Opinion
90097
February 7, 2002.
Appeal from a decision of the Workers' Compensation Board, filed November 14, 2000, which ruled that claimant's injury resulted solely from his intoxication and denied his claim for workers' compensation benefits.
Freedman, Wagner, Tabakman Weiss (David MacRae Wagner of counsel), New City, for appellant.
James P. O'Connor, State Insurance Fund (Gwendolyn W. Parris of counsel), New York City, for LSI Lighting Services and another, respondents.
Before: Cardona, P.J., Mercure, Peters, Carpinello and Rose, JJ.
MEMORANDUM AND ORDER
Claimant, a machine operator, was standing on a platform next to the machine he was operating when, according to an eyewitness, "all of a sudden, he started tilting to the side" and fell three or four feet to the floor. He sustained a head injury which left him totally disabled and unable to speak. Based upon the intoxication defense asserted by the employer (see, Workers' Compensation Law § 10), the Workers' Compensation Board concluded that claimant was not entitled to workers' compensation benefits. On this appeal, claimant contends that the evidence of his 0.218% blood alcohol content upon admission to the hospital was insufficient to rebut the statutory presumption that his injury did not result solely from his intoxication (see, Workers' Compensation Law § 21). Our review of the record discloses no basis to disturb the Board's decision.
In addition to the evidence of claimant's blood alcohol content, the medical records include the report of a physician who examined claimant upon his admission to the hospital, noted that he had alcohol on his breath and concluded that he was intoxicated. The medical records also included references to claimant's recent history of alcohol abuse and the diagnosis of his condition included alcoholism. Accordingly, there was ample evidence from which the Board could conclude that claimant was intoxicated. From this evidence of intoxication and the description of the fall provided by the only witness, the Board, which has broad authority to draw any reasonable inference from the evidence in the record (see, Matter of Blanchard v. Eagle Nest Tenancy in Common, 285 A.D.2d 856), could conclude that claimant's fall occurred when he lost his balance as a result of his intoxication.
At this point, "the presumption in favor of the employee has been overcome and the question of cause of injury is one for the Board to decide on all the evidence in the case" (Matter of Shearer v. Niagara Falls Power Co., 242 N.Y. 70, 73). Here, there is no evidence of any cause for claimant's fall other than his intoxication. Although claimant refers to evidence that it may have been hot and that the machinery may have emitted fumes, there is no evidence that heat or fumes caused or contributed in any way to claimant's fall.
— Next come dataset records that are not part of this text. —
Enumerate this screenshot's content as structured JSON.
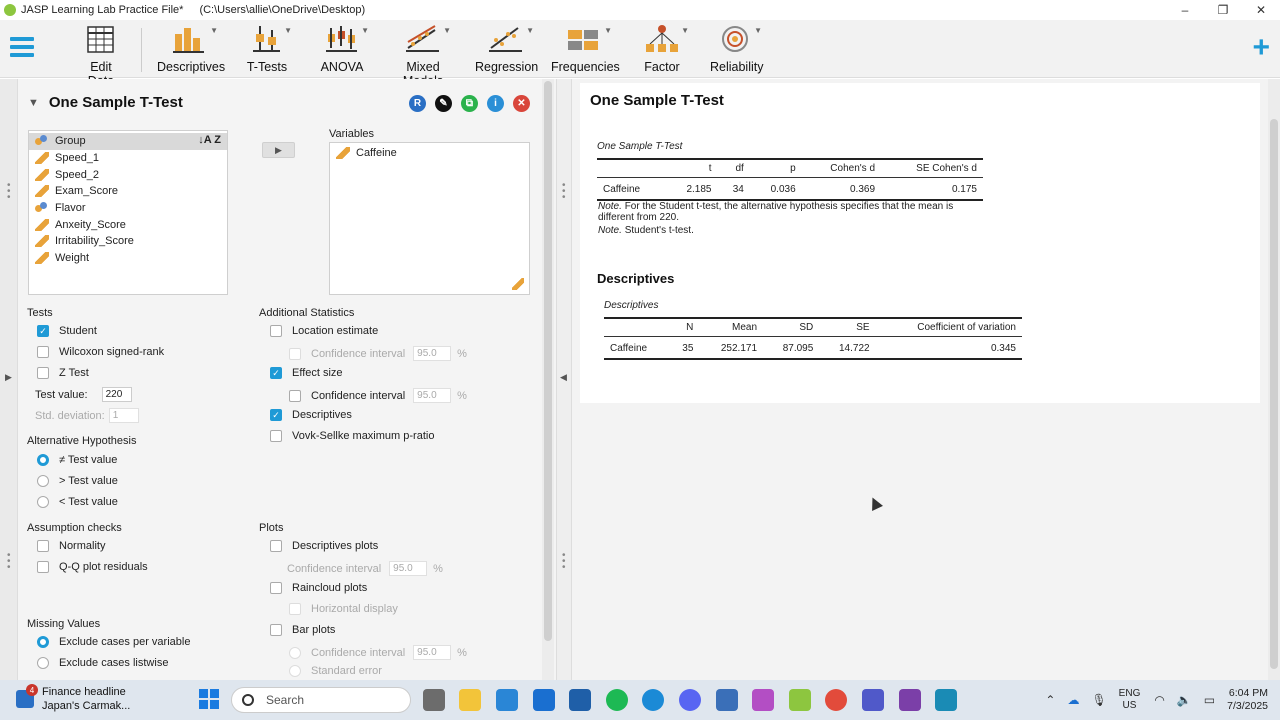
{
  "window": {
    "title": "JASP Learning Lab Practice File*",
    "path": "(C:\\Users\\allie\\OneDrive\\Desktop)",
    "minimize": "–",
    "maximize": "❐",
    "close": "✕"
  },
  "ribbon": {
    "edit_data": "Edit Data",
    "modules": [
      "Descriptives",
      "T-Tests",
      "ANOVA",
      "Mixed Models",
      "Regression",
      "Frequencies",
      "Factor",
      "Reliability"
    ],
    "plus": "+"
  },
  "analysis": {
    "title": "One Sample T-Test",
    "btn_r": "R",
    "btn_edit": "✎",
    "btn_copy": "⧉",
    "btn_info": "i",
    "btn_close": "✕",
    "available_vars": [
      {
        "name": "Group",
        "type": "nominal"
      },
      {
        "name": "Speed_1",
        "type": "scale"
      },
      {
        "name": "Speed_2",
        "type": "scale"
      },
      {
        "name": "Exam_Score",
        "type": "scale"
      },
      {
        "name": "Flavor",
        "type": "nominal"
      },
      {
        "name": "Anxeity_Score",
        "type": "scale"
      },
      {
        "name": "Irritability_Score",
        "type": "scale"
      },
      {
        "name": "Weight",
        "type": "scale"
      }
    ],
    "sort_icon": "↓A Z",
    "variables_label": "Variables",
    "selected_vars": [
      "Caffeine"
    ],
    "tests": {
      "label": "Tests",
      "student": "Student",
      "wilcoxon": "Wilcoxon signed-rank",
      "z_test": "Z Test",
      "test_value_label": "Test value:",
      "test_value": "220",
      "std_dev_label": "Std. deviation:",
      "std_dev": "1"
    },
    "alt_hypothesis": {
      "label": "Alternative Hypothesis",
      "neq": "≠ Test value",
      "gt": "> Test value",
      "lt": "< Test value"
    },
    "assumption": {
      "label": "Assumption checks",
      "normality": "Normality",
      "qq": "Q-Q plot residuals"
    },
    "missing": {
      "label": "Missing Values",
      "per_variable": "Exclude cases per variable",
      "listwise": "Exclude cases listwise"
    },
    "additional": {
      "label": "Additional Statistics",
      "location": "Location estimate",
      "ci": "Confidence interval",
      "ci_value": "95.0",
      "pct": "%",
      "effect_size": "Effect size",
      "ci2": "Confidence interval",
      "ci2_value": "95.0",
      "descriptives": "Descriptives",
      "vovk": "Vovk-Sellke maximum p-ratio"
    },
    "plots": {
      "label": "Plots",
      "desc_plots": "Descriptives plots",
      "ci": "Confidence interval",
      "ci_value": "95.0",
      "raincloud": "Raincloud plots",
      "horizontal": "Horizontal display",
      "bar": "Bar plots",
      "bar_ci": "Confidence interval",
      "bar_ci_value": "95.0",
      "std_error": "Standard error"
    }
  },
  "results": {
    "title": "One Sample T-Test",
    "table1": {
      "caption": "One Sample T-Test",
      "headers": [
        "",
        "t",
        "df",
        "p",
        "Cohen's d",
        "SE Cohen's d"
      ],
      "row": [
        "Caffeine",
        "2.185",
        "34",
        "0.036",
        "0.369",
        "0.175"
      ],
      "note1_label": "Note.",
      "note1": "For the Student t-test, the alternative hypothesis specifies that the mean is different from 220.",
      "note2_label": "Note.",
      "note2": "Student's t-test."
    },
    "desc_title": "Descriptives",
    "table2": {
      "caption": "Descriptives",
      "headers": [
        "",
        "N",
        "Mean",
        "SD",
        "SE",
        "Coefficient of variation"
      ],
      "row": [
        "Caffeine",
        "35",
        "252.171",
        "87.095",
        "14.722",
        "0.345"
      ]
    }
  },
  "taskbar": {
    "news_badge": "4",
    "news_line1": "Finance headline",
    "news_line2": "Japan's Carmak...",
    "search_placeholder": "Search",
    "lang1": "ENG",
    "lang2": "US",
    "time": "6:04 PM",
    "date": "7/3/2025"
  }
}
Nor was the Board obligated "to expressly negate all of the alternate hypotheses which might be considered as possible contributory factors" (Matter of Harvey v. Allied Chem. Corp., 51 A.D.2d 1066, 1067, lv denied 39 N.Y.2d 707).
Claimant relies on cases where the Board found the presumption not to have been rebutted, a finding that may not be disturbed on judicial review "unless `all the evidence and reasonable inferences therefrom allow no other reasonable conclusion than that intoxication is the sole cause' of claimant's injury" (Matter of Villapol v. American Landmark Mgt., 271 A.D.2d 882, 882-883, quoting Matter of Post v. Tennessee Prods. Chem. Corp., 19 A.D.2d 484, 486, affd 14 N.Y.2d 796). Where, as here, the Board finds that the presumption was rebutted and that intoxication was the sole cause of claimant's injury, the relevant inquiry on judicial review is whether there is substantial evidence to support the Board's findings (see, e.g., Matter of Balk v. Austin Ford Logan, 221 A.D.2d 795). In this case, substantial evidence supports the Board's findings (see, Matter of Harvey v. Allied Chem. Corp., supra) and, therefore, the decision is affirmed.
Cardona, P.J., Peters, Carpinello and Rose, JJ., concur.
ORDERED that the decision is affirmed, without costs.